MovieLists Dataset
This page contains supplementary material for the paper:
D. Greene, P. Cunningham. (2013), "Producing a Unified Graph Representation from Multiple Social Network Views". ACM Web Science 2013. [Short PDF] [Extended PDF]
Summary
In many social networks, several different link relations will exist between the same set of users. Additionally, attribute or textual information will be associated with those users, such as user-generated content or demographic details. For many data analysis tasks, such as community finding and data visualisation, the provision of multiple heterogeneous types of user data makes the analysis process more complex. We have developed an unsupervised method for integrating multiple data views to produce a single unified graph representation, based on the combination of the k-nearest neighbour sets for users derived from each view. These views can be either relation-based or feature-based. The proposed method is evaluated on a number of annotated multi-view Twitter datasets listed below, where it is shown to support the discovery of the underlying community structure in the data.
Data
For evaluation purposes, we collected five topical Twitter datasets, based on curated user lists, for which a manually-curated ground truth set of communities is available. The datasets are as follows:
- football: A collection of 248 English Premier League football players and clubs active on Twitter. The disjoint ground truth communities correspond to the 20 individual clubs in the league.
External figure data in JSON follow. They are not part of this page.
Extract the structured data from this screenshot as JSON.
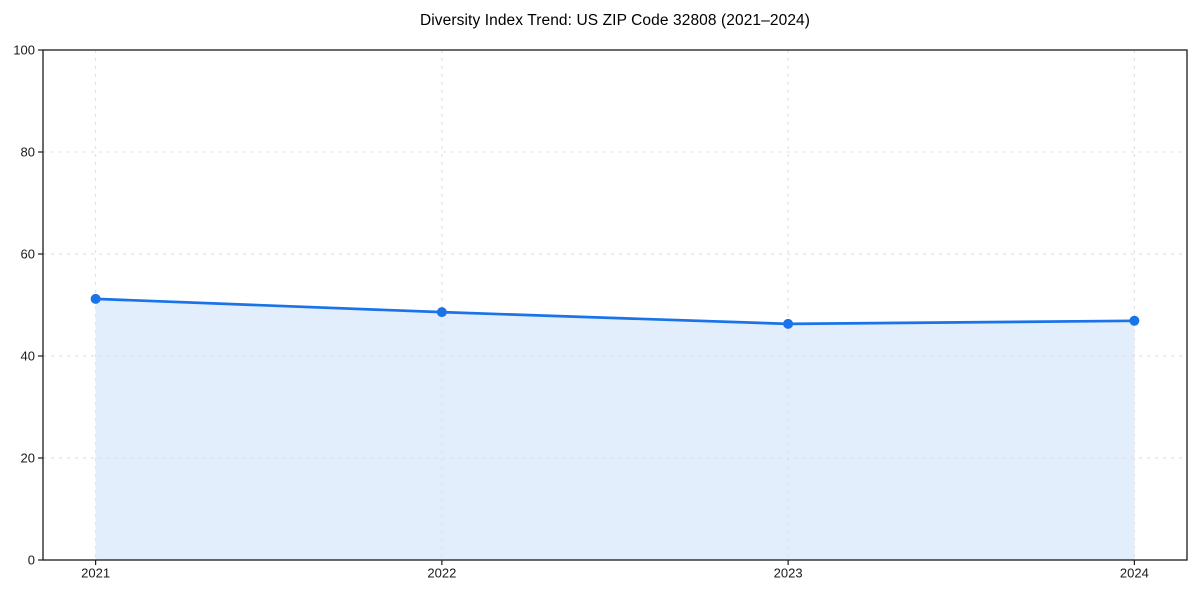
{
  "chart_data": {
    "type": "area",
    "title": "Diversity Index Trend: US ZIP Code 32808 (2021–2024)",
    "series_name": "Diversity Index",
    "categories": [
      "2021",
      "2022",
      "2023",
      "2024"
    ],
    "values": [
      51.2,
      48.6,
      46.3,
      46.9
    ],
    "xlabel": "",
    "ylabel": "",
    "ylim": [
      0,
      100
    ],
    "yticks": [
      0,
      20,
      40,
      60,
      80,
      100
    ],
    "grid": "dashed",
    "legend": "none",
    "colors": {
      "line": "#1a73e8",
      "marker": "#1a73e8",
      "fill": "rgba(26,115,232,0.12)",
      "grid": "#dedede",
      "spine": "#1a1a1a",
      "tick_label": "#1a1a1a",
      "title": "#000000"
    }
  }
}
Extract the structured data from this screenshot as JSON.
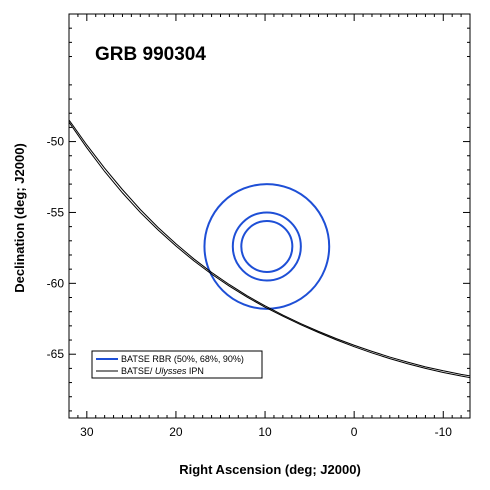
{
  "chart_data": {
    "type": "line",
    "title": "GRB 990304",
    "xlabel": "Right Ascension (deg; J2000)",
    "ylabel": "Declination (deg; J2000)",
    "xlim": [
      32,
      -13
    ],
    "ylim": [
      -69.5,
      -41
    ],
    "x_ticks": [
      30,
      20,
      10,
      0,
      -10
    ],
    "y_ticks": [
      -50,
      -55,
      -60,
      -65
    ],
    "x_tick_labels": [
      "30",
      "20",
      "10",
      "0",
      "-10"
    ],
    "y_tick_labels": [
      "-50",
      "-55",
      "-60",
      "-65"
    ],
    "grid": false,
    "legend_position": "bottom-left",
    "series": [
      {
        "name": "BATSE RBR (50%, 68%, 90%)",
        "color": "#1e4fd6",
        "kind": "error-circles",
        "center": [
          9.8,
          -57.4
        ],
        "radii_dec": [
          1.8,
          2.4,
          4.4
        ],
        "legend_label_main": "BATSE RBR ",
        "legend_label_pct": "(50%, 68%, 90%)"
      },
      {
        "name": "BATSE/Ulysses IPN",
        "color": "#000000",
        "kind": "annulus-lines",
        "legend_label_main": "BATSE/ ",
        "legend_label_italic": "Ulysses",
        "legend_label_tail": " IPN",
        "lines": [
          {
            "x": [
              32.2,
              30,
              28,
              26,
              24,
              22,
              20,
              18,
              16,
              14,
              12,
              10,
              8,
              6,
              4,
              2,
              0,
              -2,
              -4,
              -6,
              -8,
              -10,
              -12,
              -13.2
            ],
            "y": [
              -48.3,
              -50.24,
              -51.88,
              -53.39,
              -54.79,
              -56.06,
              -57.21,
              -58.27,
              -59.23,
              -60.09,
              -60.88,
              -61.59,
              -62.24,
              -62.84,
              -63.39,
              -63.9,
              -64.37,
              -64.8,
              -65.2,
              -65.56,
              -65.89,
              -66.17,
              -66.42,
              -66.55
            ]
          },
          {
            "x": [
              32.2,
              30,
              28,
              26,
              24,
              22,
              20,
              18,
              16,
              14,
              12,
              10,
              8,
              6,
              4,
              2,
              0,
              -2,
              -4,
              -6,
              -8,
              -10,
              -12,
              -13.2
            ],
            "y": [
              -48.45,
              -50.44,
              -52.11,
              -53.62,
              -55.0,
              -56.24,
              -57.37,
              -58.41,
              -59.35,
              -60.2,
              -60.98,
              -61.68,
              -62.32,
              -62.92,
              -63.47,
              -63.99,
              -64.47,
              -64.91,
              -65.31,
              -65.67,
              -66.0,
              -66.29,
              -66.54,
              -66.67
            ]
          }
        ]
      }
    ]
  }
}
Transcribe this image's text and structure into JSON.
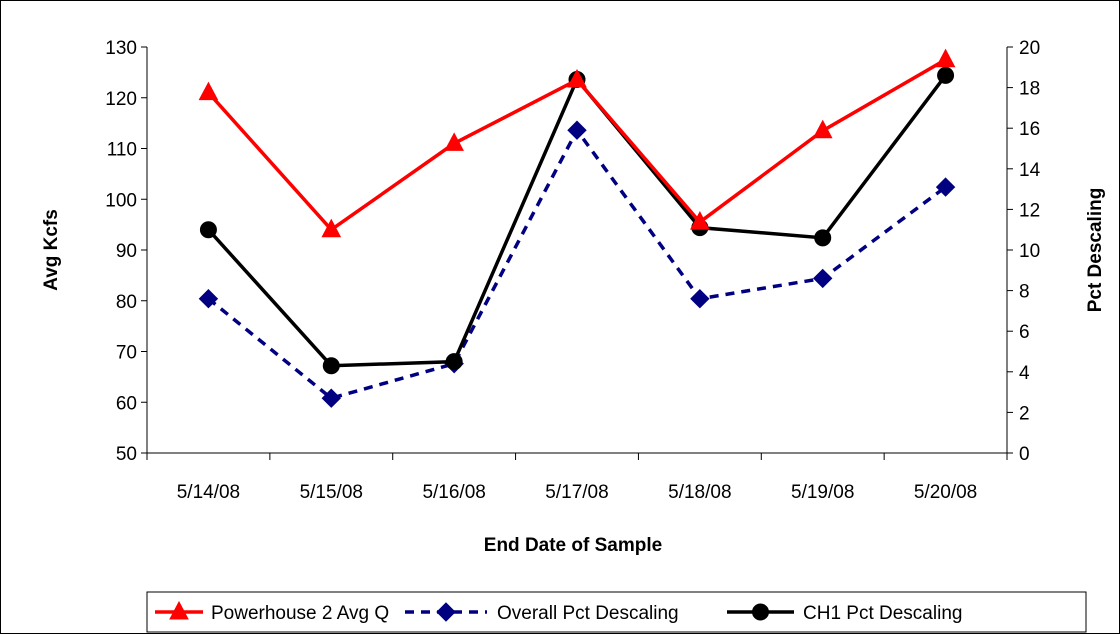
{
  "chart_data": {
    "type": "line",
    "title": "",
    "xlabel": "End Date of Sample",
    "ylabel": "Avg Kcfs",
    "y2label": "Pct Descaling",
    "categories": [
      "5/14/08",
      "5/15/08",
      "5/16/08",
      "5/17/08",
      "5/18/08",
      "5/19/08",
      "5/20/08"
    ],
    "ylim": [
      50,
      130
    ],
    "y2lim": [
      0,
      20
    ],
    "yticks": [
      "50",
      "60",
      "70",
      "80",
      "90",
      "100",
      "110",
      "120",
      "130"
    ],
    "y2ticks": [
      "0",
      "2",
      "4",
      "6",
      "8",
      "10",
      "12",
      "14",
      "16",
      "18",
      "20"
    ],
    "grid": false,
    "legend_position": "bottom",
    "series": [
      {
        "name": "Powerhouse 2 Avg Q",
        "axis": "left",
        "values": [
          121,
          94,
          111,
          123.5,
          95.5,
          113.5,
          127.5
        ],
        "color": "#ff0000",
        "marker": "triangle",
        "dash": "solid"
      },
      {
        "name": "Overall Pct Descaling",
        "axis": "right",
        "values": [
          7.6,
          2.7,
          4.4,
          15.9,
          7.6,
          8.6,
          13.1
        ],
        "color": "#000080",
        "marker": "diamond",
        "dash": "dashed"
      },
      {
        "name": "CH1 Pct Descaling",
        "axis": "right",
        "values": [
          11.0,
          4.3,
          4.5,
          18.4,
          11.1,
          10.6,
          18.6
        ],
        "color": "#000000",
        "marker": "circle",
        "dash": "solid"
      }
    ]
  }
}
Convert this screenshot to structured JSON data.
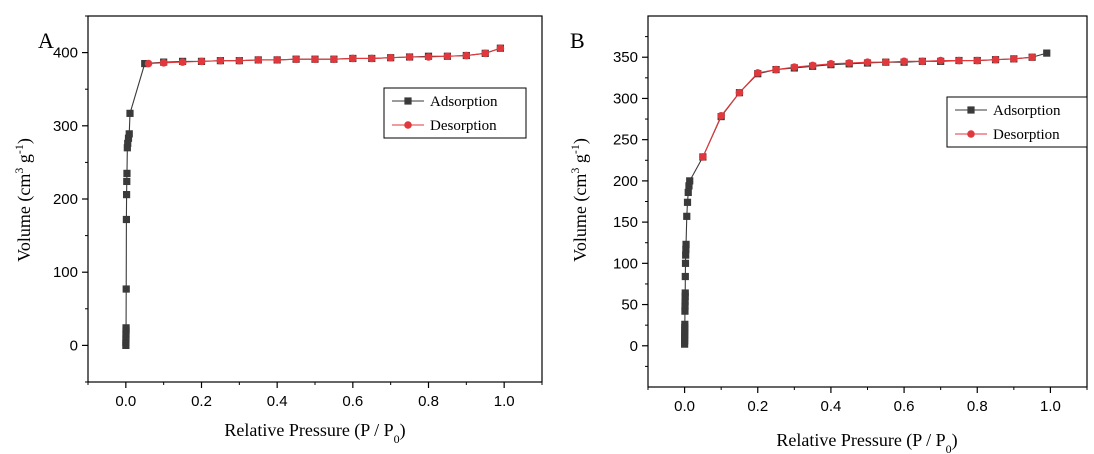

- olympics: A dataset of 464 users, covering athletes and organisations that were involved in the London 2012 Summer Olympics. The disjoint ground truth communities correspond to 28 different sports.
- politics-uk: 419 Members of Parliament (MPs) from the United Kingdom. The ground truth consists of five groups, corresponding to political parties.
- politics-ie: A collection of Irish politicians and political organisations, assigned to seven disjoint ground truth groups, according to their affiliation.
- rugby: A collection of 854 international Rugby Union players, clubs, and organisations active on Twitter. The ground truth consists of communities corresponding to 15 countries. The communities are overlapping, as players can be assigned to both their home nation and the nation in which they play club rugby.
Download
We make the five datasets available for further non-commercial and research purposes only. They are provided in pre-processed matrix format only. To comply with the Twitter TOS, we do not include any raw tweets or other full text content. Users and user lists are referenced by their unique Twitter IDs, as opposed to full names or screen names.
The datasets are provided in a single archive. Each dataset is contained within its own sub-directory, and 9 different "views" or criteria of each dataset are provided in sparse matrix representation. For a dataset <name>, the view files have the following prefixes:
- <name>-follows, <name>-followedby, <name>-mentions, <name>-mentionedby, <name>-retweets, <name>-retweetedby, <name>-listmerged500, <name>-lists500, <name>-tweets500
- The file <name>.ids contains the list of all user IDs in the dataset.
- The file <name>.communities contains the ground truth community information, with one community per line.